Man spürt bei Döblin die Einflüsse von Joyce und Dos Passos und erlebt die Welt als furchterregendes Pandämonium, das Himmel und Hölle umfasst. Die Rhythmen und Melodien kommen auch dank der suggestiven Musik von Peter Fasching überzeugend zum Ausdruck. Dass sich Franz Biberkopf hier quasi in zwei Personen aufspaltet, ist eine besondere Stärke dieser Inszenierung. Dem tragen auch die Kostüme von Kamila Polivkova Rechnung. Biberkopf streunt dabei als ehemaliger Zuchthäusler wirr durch Berlin und verstrickt sich in kriminelle Machenschaften, die ihn wieder unter die Räder bringen. Sexuelle Abenteuer werfen ihn ebenfalls aus der Bahn - und am Ende verliert er seinen Arm, seinen Verstand und seine Geliebte Mieze, die als Prostituierte für ihn arbeitet. Als sie ein Kind von einem anderen abtreibt, wird er wieder gewalttätig. Dies treibt Mieze in die Hände von Reinhold, der sie bestialisch ermordet. Dieser Mord wird in quälender Länge auf offener Bühne gezeigt und geht bis an die Schmerzgrenze.
Auch wenn hier die Gefahr besteht, dass Teile der Handlung einfach auseinanderfallen, kommt die Steigerung der dramaturgischen Spannung dennoch gut zum Vorschein. Die Traumatisierung Biberkopfs könnte sogar noch drastischer herausgestellt werden. Dies alles geschieht in dieser suggestiven Inszenierung sehr direkt und schonungslos. Der Protagonist wird zum Opfer seiner Ahnungslosigkeit, seines Alkoholismus, seiner Tobsucht und mangelnden Menschenkenntnis. So wird er zum Verlierer seiner Zeit und seiner Geschichte. Neben Sylvana Krappatsch und Rainer Galke als wandlungsfähiger Biberkopf fesseln die weiteren Darsteller David Müller und Michael Stiller und vor allem die grandiose Celina Rongen als Sonja und Mieze. Neben Assoziationen zu den "schwulen Buben" wird eine SA-Kapelle erwähnt - und Celina Rongen gibt dem Publikum im Zuschauerraum eine "Anweisung für den Orgasmus". Das wirkt stellenweise sogar satirisch übertrieben und nicht aufgesetzt.

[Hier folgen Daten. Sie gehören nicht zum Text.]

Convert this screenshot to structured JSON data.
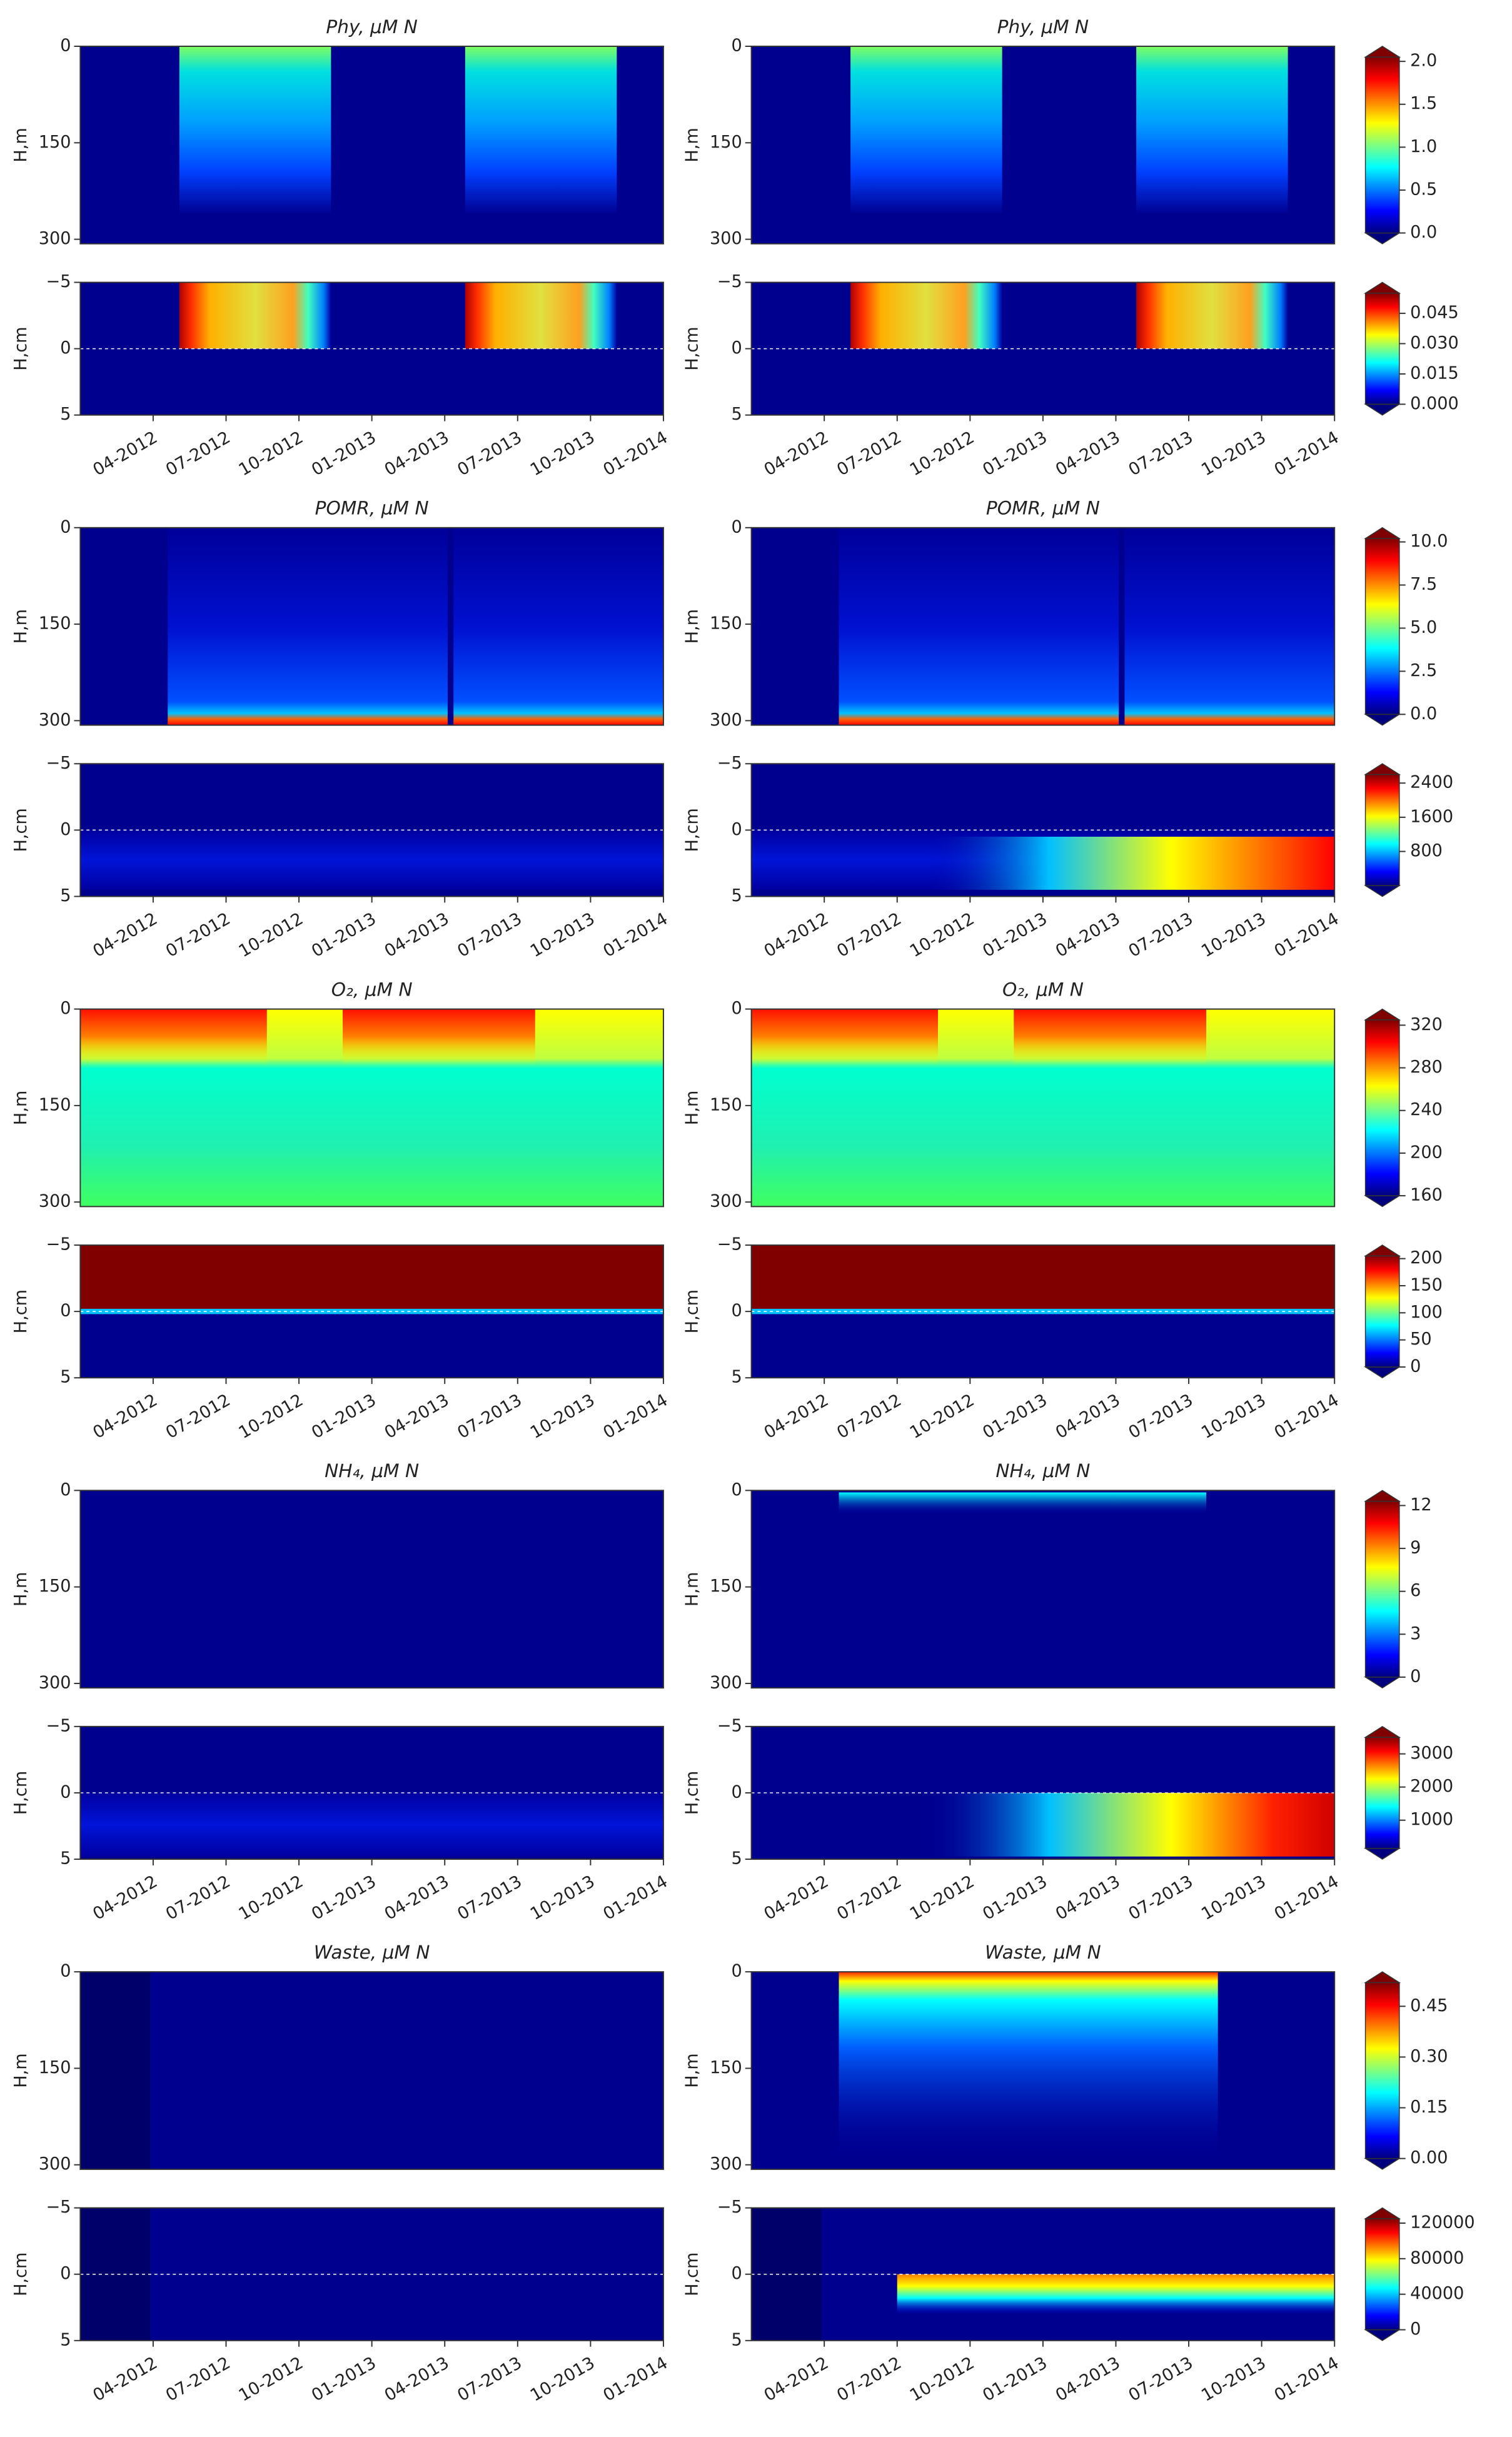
{
  "chart_data": [
    {
      "type": "contour",
      "title": "Phy,  μM N",
      "ylabel": "H,m",
      "ylim": [
        0,
        307
      ],
      "yticks": [
        0,
        150,
        300
      ],
      "colorbar": {
        "lim": [
          0,
          2.05
        ],
        "ticks": [
          {
            "value": 0,
            "label": "0.0"
          },
          {
            "value": 0.5,
            "label": "0.5"
          },
          {
            "value": 1,
            "label": "1.0"
          },
          {
            "value": 1.5,
            "label": "1.5"
          },
          {
            "value": 2,
            "label": "2.0"
          }
        ]
      }
    },
    {
      "type": "contour",
      "ylabel": "H,cm",
      "ylim": [
        -5,
        5
      ],
      "yticks": [
        {
          "value": -5,
          "label": "−5"
        },
        0,
        5
      ],
      "xlim": [
        "01-2012",
        "01-2014"
      ],
      "xticks": [
        "04-2012",
        "07-2012",
        "10-2012",
        "01-2013",
        "04-2013",
        "07-2013",
        "10-2013",
        "01-2014"
      ],
      "colorbar": {
        "lim": [
          0,
          0.055
        ],
        "ticks": [
          {
            "value": 0,
            "label": "0.000"
          },
          {
            "value": 0.015,
            "label": "0.015"
          },
          {
            "value": 0.03,
            "label": "0.030"
          },
          {
            "value": 0.045,
            "label": "0.045"
          }
        ]
      }
    },
    {
      "type": "contour",
      "title": "POMR,  μM N",
      "ylabel": "H,m",
      "ylim": [
        0,
        307
      ],
      "yticks": [
        0,
        150,
        300
      ],
      "colorbar": {
        "lim": [
          0,
          10.2
        ],
        "ticks": [
          {
            "value": 0,
            "label": "0.0"
          },
          {
            "value": 2.5,
            "label": "2.5"
          },
          {
            "value": 5,
            "label": "5.0"
          },
          {
            "value": 7.5,
            "label": "7.5"
          },
          {
            "value": 10,
            "label": "10.0"
          }
        ]
      }
    },
    {
      "type": "contour",
      "ylabel": "H,cm",
      "ylim": [
        -5,
        5
      ],
      "yticks": [
        {
          "value": -5,
          "label": "−5"
        },
        0,
        5
      ],
      "xlim": [
        "01-2012",
        "01-2014"
      ],
      "xticks": [
        "04-2012",
        "07-2012",
        "10-2012",
        "01-2013",
        "04-2013",
        "07-2013",
        "10-2013",
        "01-2014"
      ],
      "colorbar": {
        "lim": [
          0,
          2600
        ],
        "ticks": [
          800,
          1600,
          2400
        ]
      }
    },
    {
      "type": "contour",
      "title": "O₂,  μM N",
      "ylabel": "H,m",
      "ylim": [
        0,
        307
      ],
      "yticks": [
        0,
        150,
        300
      ],
      "colorbar": {
        "lim": [
          160,
          325
        ],
        "ticks": [
          160,
          200,
          240,
          280,
          320
        ]
      }
    },
    {
      "type": "contour",
      "ylabel": "H,cm",
      "ylim": [
        -5,
        5
      ],
      "yticks": [
        {
          "value": -5,
          "label": "−5"
        },
        0,
        5
      ],
      "xlim": [
        "01-2012",
        "01-2014"
      ],
      "xticks": [
        "04-2012",
        "07-2012",
        "10-2012",
        "01-2013",
        "04-2013",
        "07-2013",
        "10-2013",
        "01-2014"
      ],
      "colorbar": {
        "lim": [
          0,
          205
        ],
        "ticks": [
          0,
          50,
          100,
          150,
          200
        ]
      }
    },
    {
      "type": "contour",
      "title": "NH₄,  μM N",
      "ylabel": "H,m",
      "ylim": [
        0,
        307
      ],
      "yticks": [
        0,
        150,
        300
      ],
      "colorbar": {
        "lim": [
          0,
          12.3
        ],
        "ticks": [
          0,
          3,
          6,
          9,
          12
        ]
      }
    },
    {
      "type": "contour",
      "ylabel": "H,cm",
      "ylim": [
        -5,
        5
      ],
      "yticks": [
        {
          "value": -5,
          "label": "−5"
        },
        0,
        5
      ],
      "xlim": [
        "01-2012",
        "01-2014"
      ],
      "xticks": [
        "04-2012",
        "07-2012",
        "10-2012",
        "01-2013",
        "04-2013",
        "07-2013",
        "10-2013",
        "01-2014"
      ],
      "colorbar": {
        "lim": [
          150,
          3500
        ],
        "ticks": [
          1000,
          2000,
          3000
        ]
      }
    },
    {
      "type": "contour",
      "title": "Waste,  μM N",
      "ylabel": "H,m",
      "ylim": [
        0,
        307
      ],
      "yticks": [
        0,
        150,
        300
      ],
      "colorbar": {
        "lim": [
          0,
          0.52
        ],
        "ticks": [
          {
            "value": 0,
            "label": "0.00"
          },
          {
            "value": 0.15,
            "label": "0.15"
          },
          {
            "value": 0.3,
            "label": "0.30"
          },
          {
            "value": 0.45,
            "label": "0.45"
          }
        ]
      }
    },
    {
      "type": "contour",
      "ylabel": "H,cm",
      "ylim": [
        -5,
        5
      ],
      "yticks": [
        {
          "value": -5,
          "label": "−5"
        },
        0,
        5
      ],
      "xlim": [
        "01-2012",
        "01-2014"
      ],
      "xticks": [
        "04-2012",
        "07-2012",
        "10-2012",
        "01-2013",
        "04-2013",
        "07-2013",
        "10-2013",
        "01-2014"
      ],
      "colorbar": {
        "lim": [
          0,
          125000
        ],
        "ticks": [
          0,
          40000,
          80000,
          120000
        ]
      }
    }
  ]
}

Überall herrscht "Spelunkenalarm", man erlebt als Zuschauer ganz unmittelbar das gewaltige innere Ringen Biberkopfs mit seinen zwei Polen. Als "Lude" und Zuhälter fristet er schließlich sein Dasein. Die Gespenster der Vergangenheit lassen ihn nicht los, Schatten und Licht dominieren immer wieder auf der Bühne, grelle Scheinwerfer blenden die Zuschauer. Die bedrückende Angst vor der Gegenwart beherrscht dabei alle Darsteller. Das Scheitern der Resozialisierung steht grell im Mittelpunkt. Biberkopf wird tatsächlich zum zufälligen Mitläufer, der sich nicht zu helfen weiß. Das Romanende lässt Fragen offen - und so ist es auch bei dieser insgesamt gelungenen Inszenierung.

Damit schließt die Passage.